Молоденький милиционер замялся и, отведя глаза куда-то в сторону, проговорил:
- Вам нужно поехать с нами, на опознание, Вашу дочь убили.
Было так тихо, что слышалось биение собственного пульса. Отец, побледневший мгновенно, выглядывал из глубины коридора. Что-то орал издалека телевизор.
- Поедемте, машина внизу ждет, - умоляюще сказал молоденький милиционер.
Убийцу задержали через неделю.
Отец каждый день пил. Смотрел на фотографии и пил. Молча и страшно. Мать поседела. К ним приходили знакомые и утешали их, как могли.
Расследование двигалось медленно. Адвокат подозреваемого проявлял чудеса изворотливости, чтобы вывести подопечного из-под удара. Случайно оказался в том месте... Не имел никаких оснований для совершения преступления... Характеризуется положительно...

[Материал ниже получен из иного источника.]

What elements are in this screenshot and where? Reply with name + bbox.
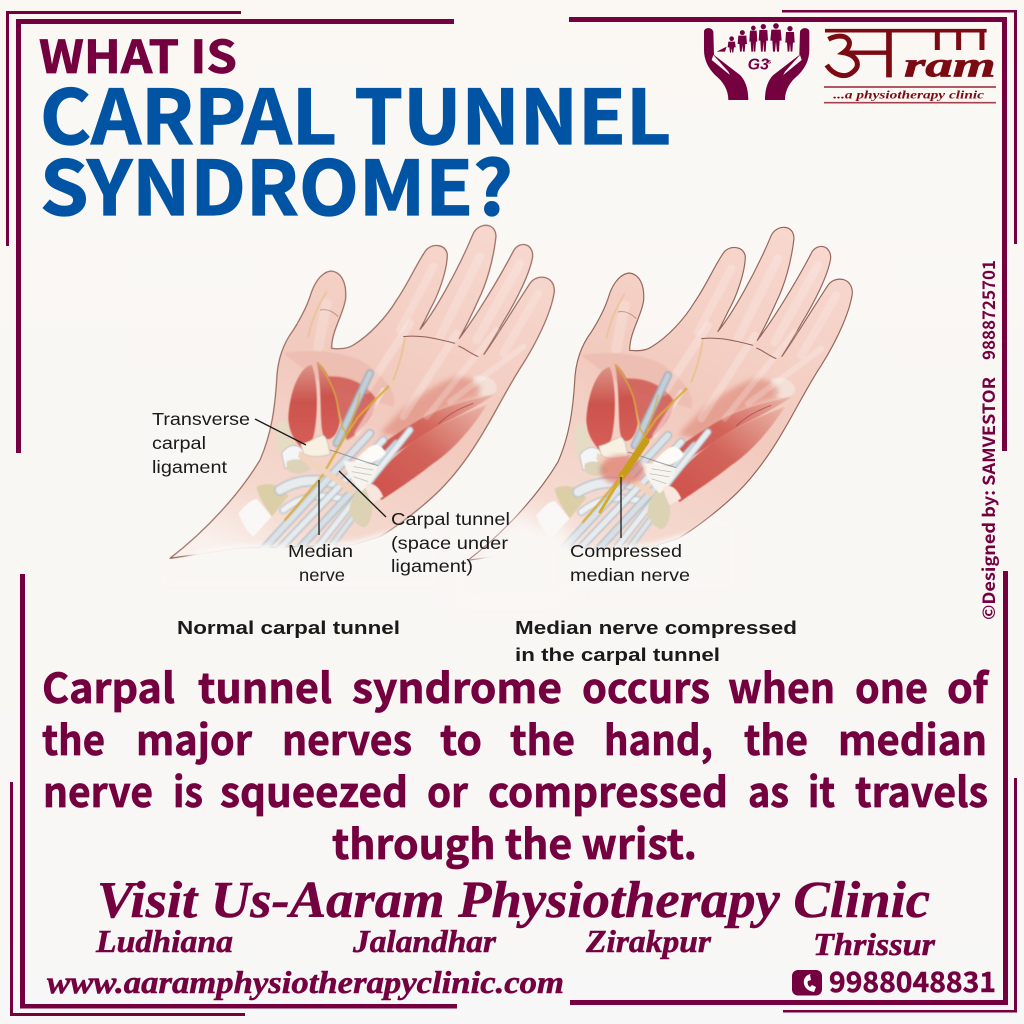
frame: bottom-right corner: [570, 571, 1017, 1012]
definition paragraph: the: [42, 707, 105, 767]
logo wordmark: [824, 31, 996, 103]
definition paragraph: is: [173, 759, 203, 819]
diagram labels: normal tunnel: (space under: [391, 533, 508, 553]
clinic locations: [95, 923, 936, 962]
diagram labels: normal tunnel: carpal: [152, 433, 206, 453]
clinic locations: Zirakpur: [585, 923, 712, 959]
diagram labels: normal tunnel: Transverse: [152, 409, 250, 429]
definition paragraph: squeezed: [220, 759, 408, 819]
icon: hands holding family: G3: [748, 57, 769, 74]
definition paragraph: through the wrist.: [332, 811, 697, 871]
frame: top-left corner: [6, 11, 454, 453]
definition paragraph: one: [855, 655, 928, 715]
diagram labels: compressed tunnel: median nerve: [570, 565, 690, 585]
illustration: compressed hand: [450, 227, 852, 610]
caption: median nerve compressed: [515, 617, 797, 665]
vertical designer credit: [975, 260, 1000, 620]
clinic logo: [704, 23, 996, 103]
logo wordmark: ram: [904, 47, 996, 85]
frame: top-right corner: [569, 10, 1017, 451]
definition paragraph: compressed: [488, 759, 728, 819]
clinic locations: Ludhiana: [95, 923, 233, 959]
definition paragraph: to: [440, 707, 482, 767]
definition paragraph: or: [427, 759, 468, 819]
definition paragraph: the: [744, 707, 808, 767]
definition paragraph: of: [947, 655, 990, 715]
diagram labels: normal tunnel: [152, 409, 510, 585]
caption: median nerve compressed: Median nerve compressed: [515, 617, 797, 638]
clinic locations: Jalandhar: [352, 923, 497, 959]
vertical designer credit: ©Designed by: SAMVESTOR: [975, 377, 1000, 620]
definition paragraph: as: [748, 759, 789, 819]
definition paragraph: the: [510, 707, 575, 767]
definition paragraph: nerves: [282, 707, 412, 767]
title line: syndrome: SYNDROME?: [40, 128, 513, 237]
icon: phone: [792, 970, 822, 996]
diagram labels: normal tunnel: ligament: [152, 457, 227, 477]
title: [39, 21, 671, 237]
illustration: normal hand: [160, 225, 554, 587]
diagram labels: compressed tunnel: [570, 477, 690, 585]
title line: carpal tunnel: CARPAL TUNNEL: [40, 57, 671, 166]
definition paragraph: tunnel: [198, 655, 332, 715]
diagram labels: normal tunnel: nerve: [299, 565, 345, 585]
logo wordmark: ...a physiotherapy clinic: [833, 89, 984, 101]
caption: normal carpal tunnel: Normal carpal tunnel: [177, 617, 400, 638]
definition paragraph: median: [838, 707, 987, 767]
diagram labels: compressed tunnel: Compressed: [570, 541, 682, 561]
website: www.aaramphysiotherapyclinic.com: [47, 964, 564, 1000]
definition paragraph: hand,: [604, 707, 713, 767]
title line: what is: WHAT IS: [39, 21, 237, 86]
caption: median nerve compressed: in the carpal tunnel: [515, 644, 720, 665]
diagram labels: normal tunnel: Median: [288, 541, 353, 561]
diagram labels: normal tunnel: Carpal tunnel: [391, 509, 510, 529]
phone number: 9988048831: [829, 961, 996, 1001]
visit us heading: Visit Us-Aaram Physiotherapy Clinic: [97, 872, 930, 929]
compressed nerve highlight: [600, 441, 646, 512]
definition paragraph: nerve: [43, 759, 153, 819]
frame: bottom-left corner: [10, 574, 457, 1016]
definition paragraph: Carpal: [42, 655, 175, 715]
clinic locations: Thrissur: [813, 926, 936, 962]
definition paragraph: major: [136, 707, 252, 767]
definition paragraph: travels: [855, 759, 988, 819]
definition paragraph: [42, 655, 990, 871]
definition paragraph: syndrome: [352, 655, 562, 715]
definition paragraph: occurs: [582, 655, 710, 715]
icon: hands holding family: [704, 23, 809, 100]
icon: hands holding family: s: [767, 58, 771, 65]
vertical designer credit: 9888725701: [975, 260, 1000, 360]
definition paragraph: when: [728, 655, 835, 715]
diagram labels: normal tunnel: ligament): [391, 556, 473, 576]
definition paragraph: it: [808, 759, 835, 819]
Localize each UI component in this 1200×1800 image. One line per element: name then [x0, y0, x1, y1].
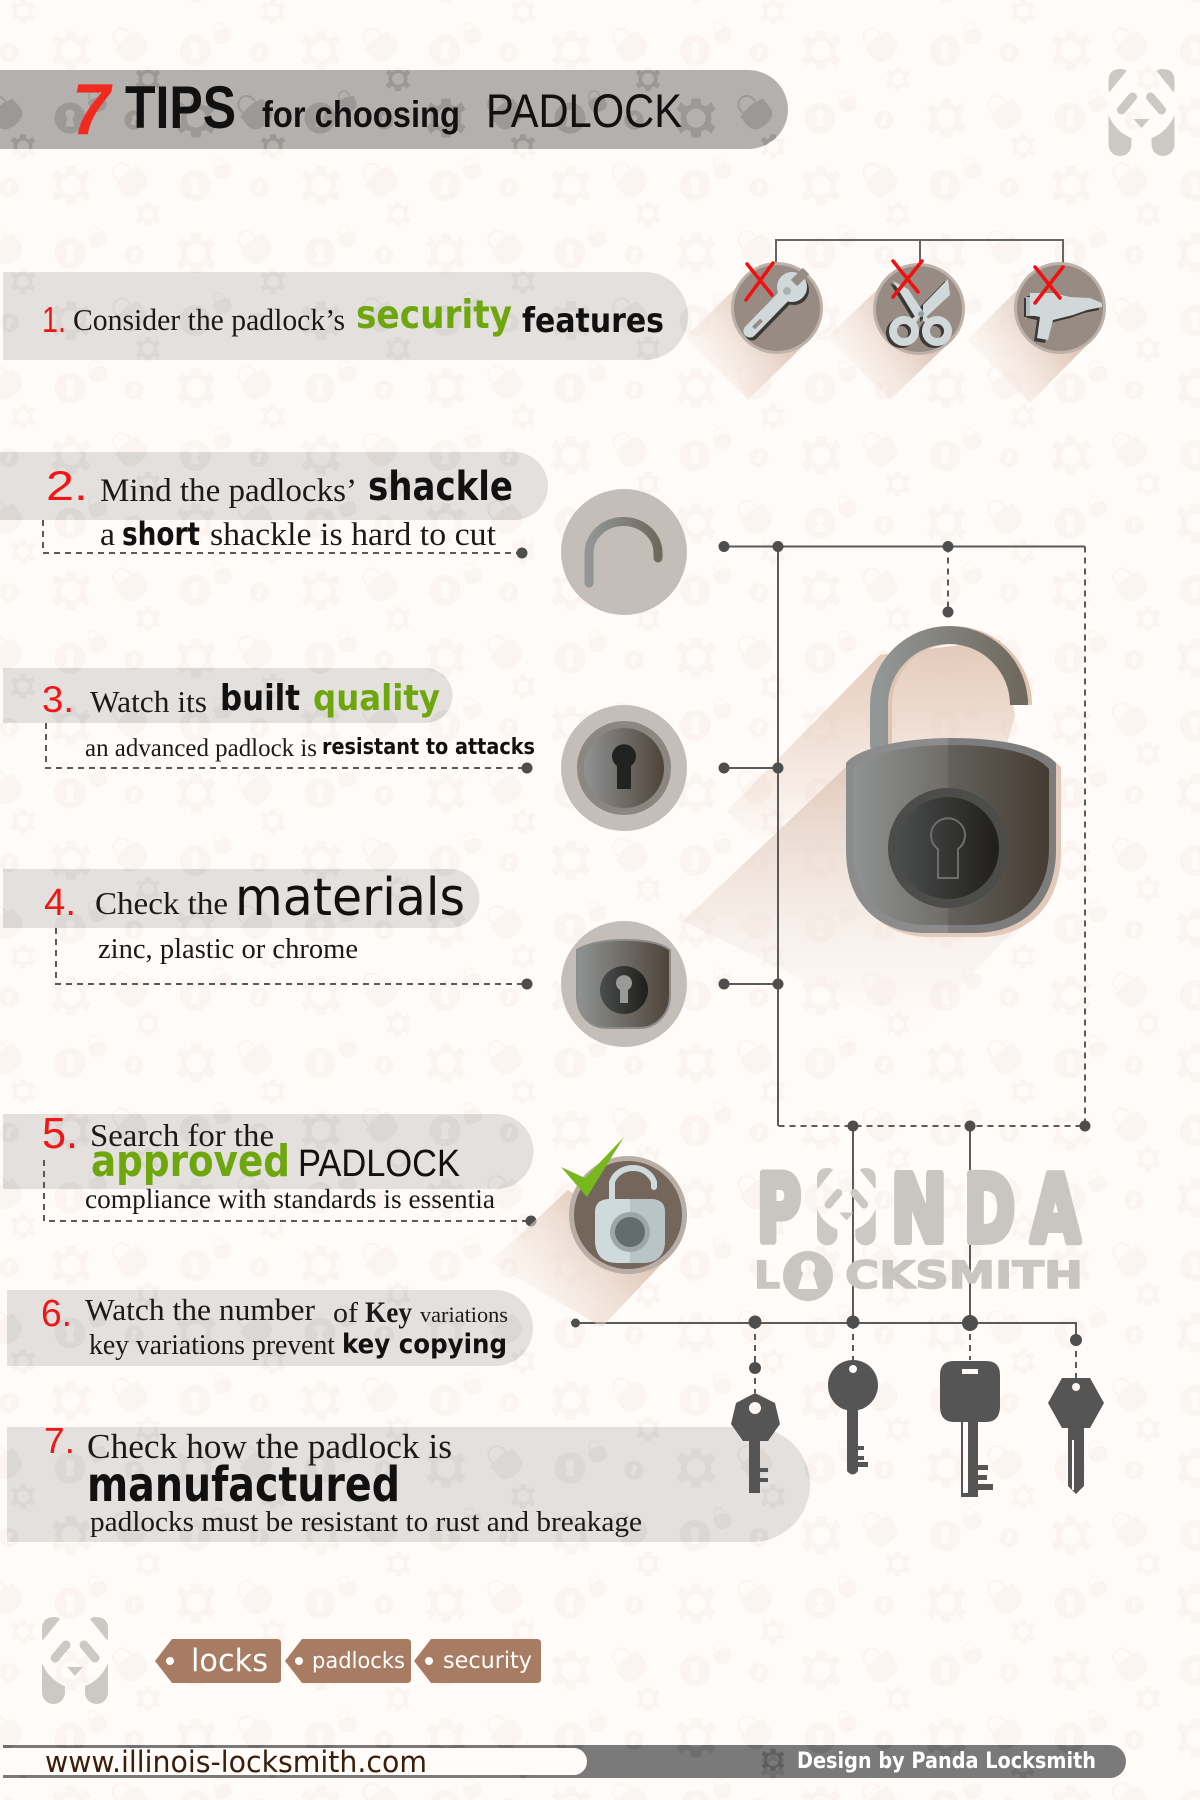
- tip 7 banner: manufactured: [87, 1457, 400, 1513]
- icon: scissors with red cross: [827, 261, 965, 400]
- keys: [731, 1360, 1104, 1497]
- tip 2 banner: Mind the padlocks’: [100, 473, 357, 509]
- tip 5 banner: 5.: [42, 1109, 78, 1158]
- tip 6 banner: Key: [365, 1296, 412, 1329]
- icon: wrench with red cross: [685, 262, 823, 400]
- panda logo bottom left: [42, 1617, 108, 1704]
- tip 4 banner: 4.: [44, 882, 76, 924]
- icon: approved padlock with check: [490, 1137, 687, 1327]
- tip 3 banner: 3.: [42, 679, 74, 720]
- tip 5 banner: compliance with standards is essentia: [85, 1184, 495, 1214]
- icon: panda logo top right: [1108, 69, 1174, 156]
- tip 1 banner: 1.: [42, 299, 66, 340]
- tip 1 banner: Consider the padlock’s: [73, 302, 345, 337]
- watermark logo: Panda Locksmith: [754, 1156, 1083, 1301]
- tip 6 banner: 6.: [41, 1293, 72, 1335]
- tip 3 banner: an advanced padlock is: [85, 735, 317, 762]
- tip 6 banner: of: [333, 1298, 359, 1329]
- tip 1 banner: features: [522, 301, 664, 341]
- tip 2 banner: shackle: [368, 464, 513, 510]
- tip 5 banner: Search for the: [90, 1117, 274, 1153]
- title banner: [0, 70, 788, 150]
- tip 6 banner: key copying: [342, 1329, 507, 1360]
- big padlock long shadow: [683, 640, 1050, 1035]
- tip 3 banner: resistant to attacks: [322, 735, 535, 760]
- watermark logo: Panda Locksmith: N: [891, 1156, 947, 1263]
- tip 3 banner: quality: [313, 678, 440, 719]
- tip 5 banner: [3, 1109, 536, 1226]
- footer bar: [3, 1745, 1126, 1779]
- tip 2 banner: short: [122, 515, 200, 553]
- big open padlock: [846, 635, 1061, 937]
- footer bar: www.illinois-locksmith.com: [45, 1745, 427, 1779]
- tip 2 banner: 2.: [46, 462, 88, 509]
- tip 6 banner: key variations prevent: [89, 1330, 335, 1361]
- tip 1 banner: security: [356, 293, 512, 338]
- tip 2 banner: a: [100, 517, 115, 553]
- tags: padlocks: [312, 1649, 405, 1674]
- title banner: 7: [72, 70, 113, 150]
- tip 4 banner: materials: [235, 868, 465, 928]
- tip 6 banner: variations: [420, 1302, 508, 1327]
- title banner: for choosing: [262, 94, 460, 135]
- tags: security: [443, 1648, 532, 1674]
- watermark logo: Panda Locksmith: L: [754, 1254, 780, 1297]
- footer bar: Design by Panda Locksmith: [797, 1749, 1096, 1774]
- tags: locks: [191, 1643, 268, 1679]
- tip 6 banner: [7, 1290, 533, 1366]
- icon: keyhole circle: [561, 705, 687, 831]
- connector lines: [571, 541, 1090, 1393]
- tip 5 banner: approved: [91, 1136, 290, 1187]
- tip 4 banner: [3, 868, 532, 990]
- tip 7 banner: [7, 1420, 810, 1542]
- tip 5 banner: PADLOCK: [298, 1143, 460, 1185]
- icon: drill with red cross: [967, 262, 1106, 403]
- tip 7 banner: Check how the padlock is: [87, 1427, 452, 1466]
- tip 3 banner: [3, 668, 535, 774]
- watermark logo: Panda Locksmith: D: [964, 1156, 1015, 1263]
- icon: shackle circle: [561, 489, 687, 615]
- tip 4 banner: zinc, plastic or chrome: [98, 934, 358, 965]
- tip 2 banner: [0, 452, 548, 558]
- tip 2 banner: shackle is hard to cut: [210, 517, 496, 553]
- watermark logo: Panda Locksmith: A: [1031, 1156, 1080, 1263]
- tip 1 banner: [3, 272, 688, 360]
- tip 6 banner: Watch the number: [85, 1292, 316, 1327]
- watermark logo: Panda Locksmith: CKSMITH: [845, 1254, 1083, 1297]
- tip 7 banner: 7.: [44, 1420, 75, 1461]
- tip 3 banner: built: [220, 678, 300, 719]
- tags: [155, 1639, 541, 1683]
- watermark logo: Panda Locksmith: P: [757, 1156, 801, 1263]
- tip 7 banner: padlocks must be resistant to rust and breakage: [90, 1506, 642, 1538]
- title banner: TIPS: [125, 74, 236, 141]
- title banner: PADLOCK: [486, 84, 682, 137]
- connector: tool icons bracket: [776, 240, 1063, 263]
- tip 3 banner: Watch its: [90, 684, 207, 719]
- tip 4 banner: Check the: [95, 885, 228, 921]
- icon: padlock body circle: [561, 921, 687, 1047]
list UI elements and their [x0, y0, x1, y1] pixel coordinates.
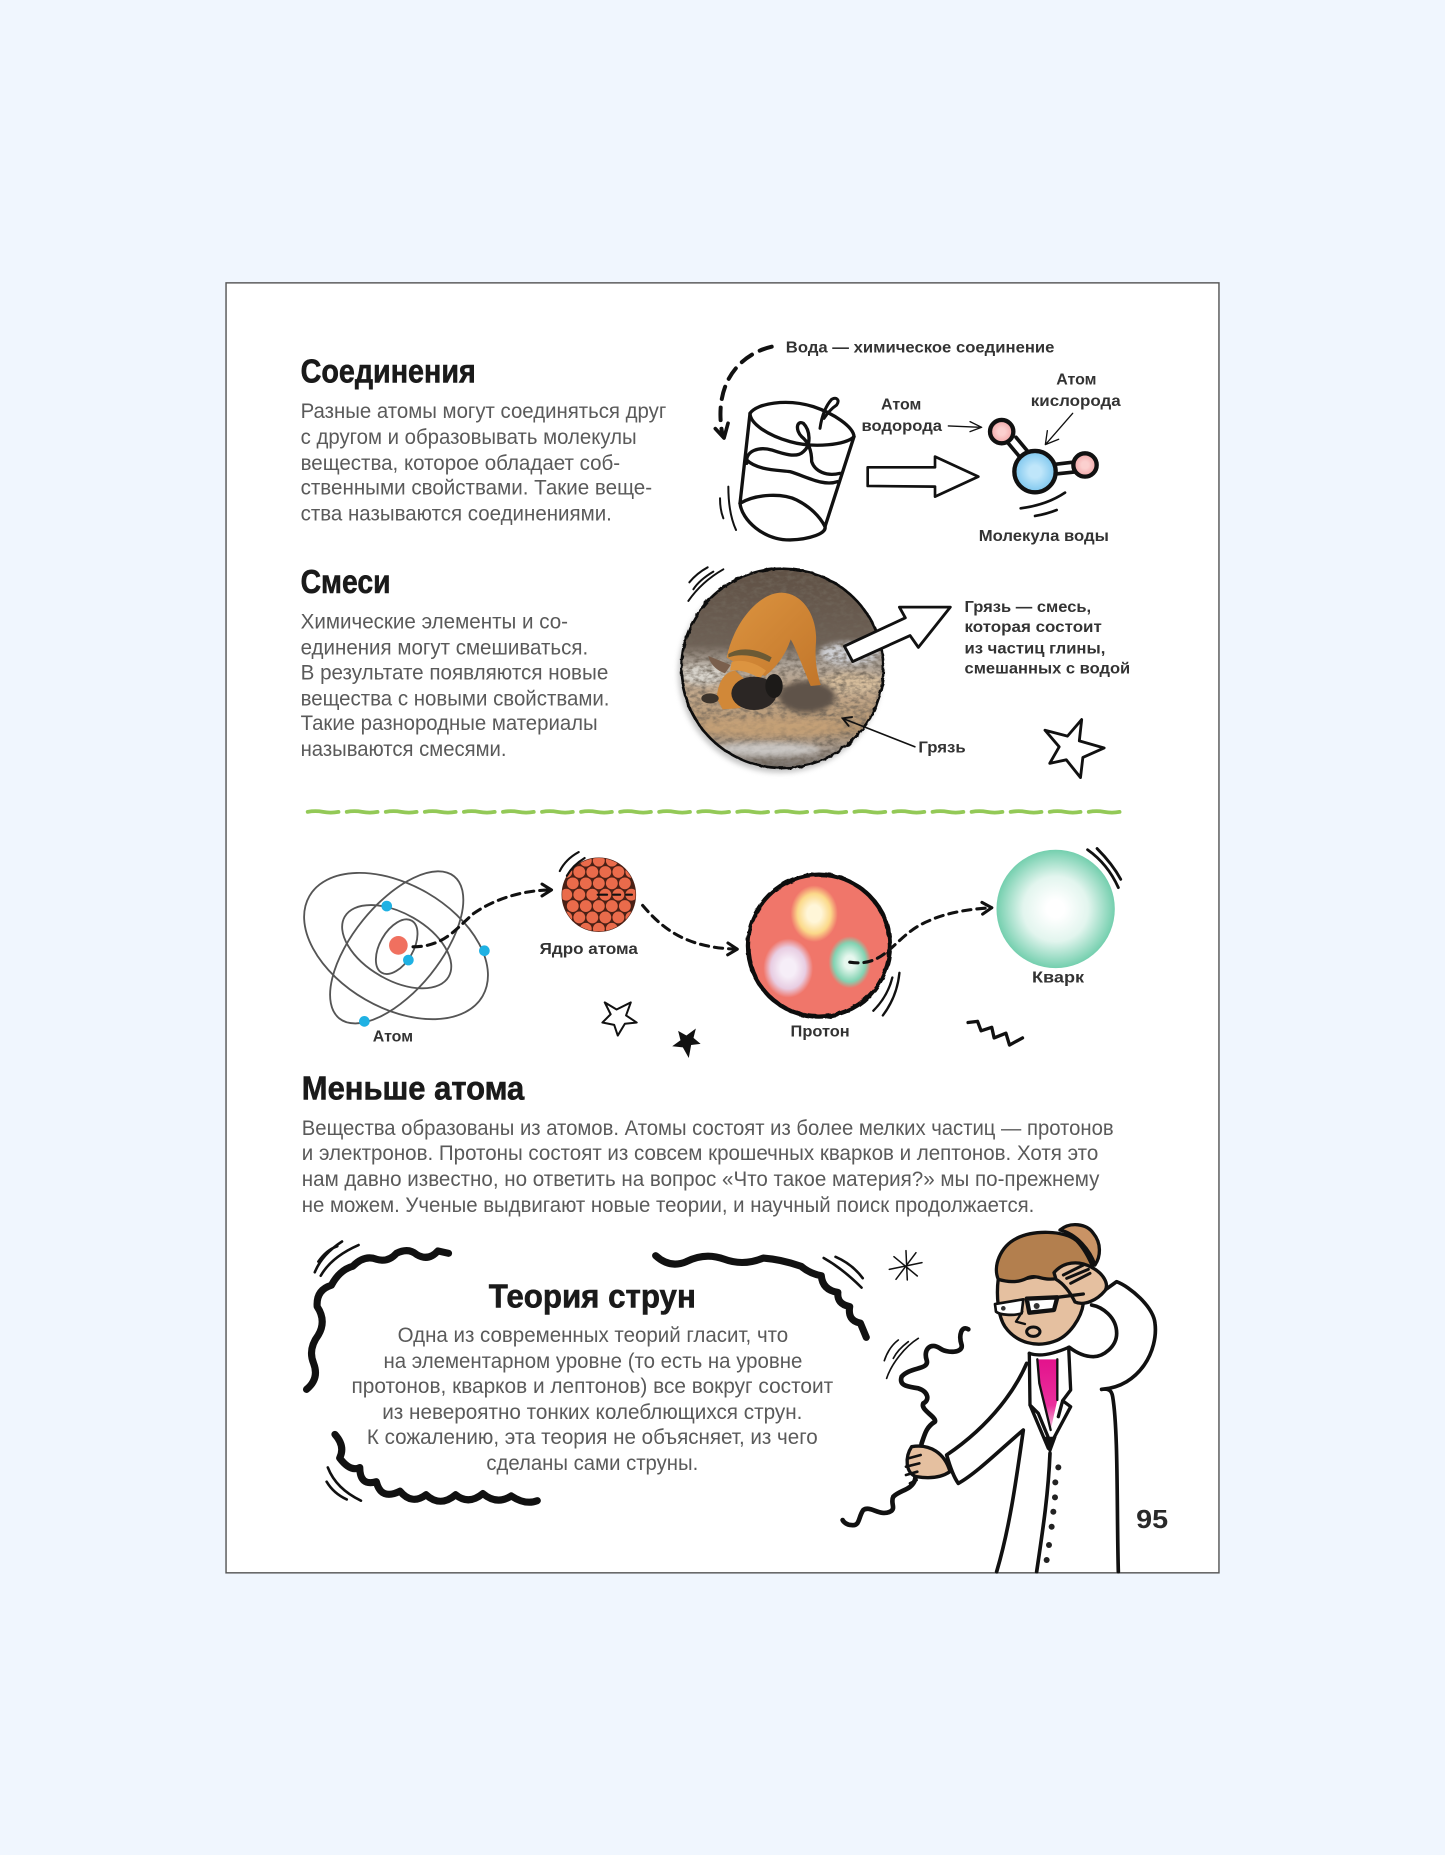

Мама Надюшки как-то брела по тихой улочке, без мыслей, без ощущения времени, когда взгляд ее задержался на куполах женского монастыря. Она нашла дорогу, ведущую в обитель, и ступила на монастырский двор. Тишина окружала ее, от обильных цветников плыл легкий аромат, блестели наверху кресты. Служба закончилась уже. Она все же решилась зайти в церковь, но не знала, как это делается. Она не знала, как осеняют себя крестным знамением, не имела при себе платочка, чтобы покрыть волосы.
- У меня дочка умерла, - сказала она подошедшей монахине.
Та кивнула и помогла страдалице.
- Она ведь хотела поступать в университет.
- На иностранные языки?
- Да. Она хотела поездить по миру.
- А я слышала, что она собиралась вернуться в свою школу. Не в гимназию, а именно в школу.
- Откуда ты знаешь?
- Надя сама говорила. Я у нее спросила, почему, а она так уклончиво ответила, что есть причина.
- Какая? Ей - и идти туда?
- Ребята, мы ведь даже и не осознаем, что ее нет больше.
- Хотел ей сказать одну вещь - и не успел!
- А что делает ее ухажер?
- Какой? Тот, что на "BMW"?
- Ну да.
- Да ничего не делает. Что ему надо делать?
- И чего она находила в нем? Даже на похороны не пришел. Толик, с которым она танцевала, был куда лучше.
- Господи, да ведь все не то мы говорим! - и забилась в истерике. - Не то, не то...
- Отец ее не пьет больше?
- Не пьет. Пересилил себя.
- Жаль, что доказательств не хватило.
- Он, говорят, поклялся собрать новые. Решил все с себя продать, но казнить убийцу...
- Вам нужно жить ради мужа, матушка, - говорили ей в монастыре. - Жить ради памяти дочери.
Ее душа постепенно успокаивалась. Время ли лечило ее или запах ладана - неизвестно, только мать Надюшки уже не плакала так ночами.
- Она на что-то надеялась, во что-то верила, - говорили ей, - и Вам Господь дарует возможность обрести себя. Трудитесь теперь и за нее в мире. Мало ведь там добра.
- Я буду трудиться, - отвечала мать.
Бывало при этом, что слезы наворачивались на ее глаза, когда она представляла себе мысленно образ дочки, радостный, нежный...
Прошел год.
В деле открылись новые подробности. Отец Надюшки продал дачу и нанял опытного адвоката, чтобы в этот раз не упустить убийцу. Следователь был удивлен его решением.
- Похоже, что Харчеву капец, - сказал он своим друзьям. - Родители обзавелись своим юристом, чтобы добить его и не ошибиться. И судья не рискнет смягчить приговор, потому что ясно, что пойдут они до конца.
Харчев, похоже, понял, что его дела плохи. Он уже не улыбался на допросах. Самым страшным ударом для него оказалось явление свидетеля, который видел, как Харчев убивал. Свидетель сдал его. На прошлом суде он не выступал совсем, потому что боялся. Отец Надюшки долго разговаривал с ним, целый месяц встречал у подъезда, на улицах, в транспорте, на работе... Разговаривал, молча смотрел, как бы ожидая...
Адвокат надюшкиных родителей раньше сам был прокурором.